Babcia zabiła wnuki. By ulżyć w cierpieniu. Sierpień 2011 roku. Podwarszawskie Ząbki. 64-letnia babcia, sprawująca opiekę nad dwójką swoich niepełnosprawnych wnucząt, zabiera je do pobliskiego lasu.

Przed wyjściem z domu zostawia list pożegnalny, a do kieszeni płaszcza chowa pistolet. W domu zostają rodzice 9-letniego Kacpra i 2,5-rocznej Justynki, wraz z ich 5-letnią siostrzyczką. Dziewczynka już nigdy więcej nie zobaczy rodzeństwa. Życie odebrała im babcia. Na spacerze, w lesie. Oddała celne strzały z broni należącej do ich ojca. W liście napisała, że chciała ulżyć cierpieniom zarówno maluchów, jak i ich rodziców. Kobieta po wszystkim sama próbowała popełnić samobójstwo. Z raną postrzałową trafiła do szpitala, gdzie zmarła.

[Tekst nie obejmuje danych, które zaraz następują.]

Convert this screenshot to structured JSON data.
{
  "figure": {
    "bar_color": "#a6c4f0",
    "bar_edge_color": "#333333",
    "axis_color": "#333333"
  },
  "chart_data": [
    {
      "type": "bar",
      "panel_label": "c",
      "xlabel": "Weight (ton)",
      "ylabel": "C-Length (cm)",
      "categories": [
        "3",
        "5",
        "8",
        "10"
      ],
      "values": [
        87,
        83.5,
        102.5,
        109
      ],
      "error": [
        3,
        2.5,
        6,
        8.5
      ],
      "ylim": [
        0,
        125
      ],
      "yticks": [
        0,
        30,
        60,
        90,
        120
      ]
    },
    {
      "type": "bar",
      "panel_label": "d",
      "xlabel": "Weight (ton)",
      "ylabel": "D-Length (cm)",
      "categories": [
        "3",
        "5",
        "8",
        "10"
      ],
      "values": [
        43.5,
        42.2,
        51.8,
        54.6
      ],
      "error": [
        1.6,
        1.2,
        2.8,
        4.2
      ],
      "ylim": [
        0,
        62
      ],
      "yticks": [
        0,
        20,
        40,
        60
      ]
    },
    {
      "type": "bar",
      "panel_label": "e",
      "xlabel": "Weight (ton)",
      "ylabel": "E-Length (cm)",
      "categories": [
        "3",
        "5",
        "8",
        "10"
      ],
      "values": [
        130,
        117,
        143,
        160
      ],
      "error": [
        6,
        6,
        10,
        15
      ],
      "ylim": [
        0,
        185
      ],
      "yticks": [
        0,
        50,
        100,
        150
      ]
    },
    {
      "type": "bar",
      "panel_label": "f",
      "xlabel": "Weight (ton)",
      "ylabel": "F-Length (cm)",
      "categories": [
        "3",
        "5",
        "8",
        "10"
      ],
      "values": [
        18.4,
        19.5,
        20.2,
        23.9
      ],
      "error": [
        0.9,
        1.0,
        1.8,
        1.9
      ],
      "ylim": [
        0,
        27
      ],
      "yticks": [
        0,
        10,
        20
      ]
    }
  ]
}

Nie tylko babcia, która zabiła wnuki

Stereotyp numer jeden. Typowy więzień odbywający karę pozbawienia wolności – muskularny i wytatuowany. Łysy młodzieniaszek lub żwawy cwaniak w średnim wieku. Grypsujący. Stereotyp numer dwa. Dziadkowie – poczciwi i uczciwi. Kruche, na wskroś dobre istoty. Z gorącym sercem i miłością wymalowaną w oczach. Srebrna grzywka, ciepły szal i bujany fotel przy kominku. Zdarza się jednak, że obie te sylwetki mieszają się, a ich cechy przeplatają. Wówczas miejsce za kratami zajmuje staruszek, bo czas na wolności właśnie się dla niego skończył.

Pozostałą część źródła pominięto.